Cette approche de la santé par les territoires passe également par l'instauration d'un projet territorial de santé et par le développement des communautés professionnelles territoriales de santé faisant la part belle aux initiatives locales sans se retrouver bridées par une suradministration de l'État via les agences régionales de santé. De nombreuses critiques ont en effet été émises sur le fonctionnement des ARS, lesquelles demeurent trop souvent des structures technico-financières dénuées de véritable outil de démocratie, où le directeur général concentre encore beaucoup trop de pouvoir. Nous appelons de nos voeux un véritable partenariat entre les ARS et les acteurs du territoire. Si nous voulons voir les projets aboutir, il faut clairement circonscrire le rôle des ARS pour laisser aux acteurs toute latitude de s'organiser au plus près des besoins du terrain. Là encore, madame la ministre, vous avez pris des engagements pour garantir une place aux élus locaux et également aux représentants des patients au sein de ces structures. De nombreux engagements qui nous inviteraient presque, nous aussi, à transmettre un cahier de doléances !

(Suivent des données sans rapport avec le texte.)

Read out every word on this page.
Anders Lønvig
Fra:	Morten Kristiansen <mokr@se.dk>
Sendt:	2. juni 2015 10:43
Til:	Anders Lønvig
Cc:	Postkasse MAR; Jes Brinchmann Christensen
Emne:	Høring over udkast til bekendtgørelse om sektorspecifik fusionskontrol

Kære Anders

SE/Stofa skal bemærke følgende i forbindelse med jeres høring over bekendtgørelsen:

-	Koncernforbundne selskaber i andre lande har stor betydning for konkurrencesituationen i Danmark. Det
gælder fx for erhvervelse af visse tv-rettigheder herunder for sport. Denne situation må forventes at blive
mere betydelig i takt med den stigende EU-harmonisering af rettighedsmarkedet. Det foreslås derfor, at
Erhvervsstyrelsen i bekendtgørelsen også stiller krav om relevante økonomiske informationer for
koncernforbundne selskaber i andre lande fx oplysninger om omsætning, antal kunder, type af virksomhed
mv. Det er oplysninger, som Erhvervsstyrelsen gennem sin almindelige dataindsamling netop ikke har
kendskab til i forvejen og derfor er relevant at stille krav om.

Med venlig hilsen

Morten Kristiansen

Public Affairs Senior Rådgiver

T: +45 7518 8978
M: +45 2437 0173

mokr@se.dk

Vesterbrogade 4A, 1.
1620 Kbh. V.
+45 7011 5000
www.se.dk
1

Par ailleurs, notre groupe approuve de nombreuses mesures contenues dans ce projet de loi : la réforme des études de santé et la suppression du numerus clausus ; le développement du partage de tâches entre professionnels ; la création d'un véritable espace numérique de santé pour mieux informer les patients et les avancées visant à régulariser la situation des praticiens diplômés hors Union européenne. Mais nous réitérons nos mises en garde sur les difficultés que pourront rencontrer les étudiants dans la recherche d'un futur stage si le nombre de terrains de stage disponibles n'est pas augmenté. Vous le savez : il y a en effet un véritable problème d'attractivité pour la médecine libérale en France puisque, cinq ans après l'obtention de leur diplôme, seuls 25 % des médecins choisissent cette voie. Les projets professionnels des étudiants mûrissent à travers les stages ; il est donc primordial de développer les terrains de stage en médecine de ville afin d'améliorer l'appétence des étudiants pour l'exercice libéral.
Enfin, si votre projet de loi traite bien de la prise en charge du patient, nous regrettons qu'il ne soit pas fait mention des outils de la prise en charge, que ce soit le médicament ou la prévention, et nous notons qu'il reste également muet sur la santé au travail, sur la médecine scolaire, sur les aidants et sur la dépendance. Si je ne suis pas inquiet sur vos intentions, madame la ministre, je vous alerte encore une fois sur la traduction qui pourrait en être faite par une administration trop bureaucratique.
Mais, vous l'avez dit vous-même, madame la ministre, ce projet de loi ne constitue qu'une partie du dispositif qui demande à être complété par de prochains textes législatifs. Aussi, même si nous approuvons certaines de ses disposition, le groupe UDI, Agir et indépendants se partage entre vote favorable et abstention bienveillante, espérant voir ce projet de loi évoluer positivement dans les prochains mois.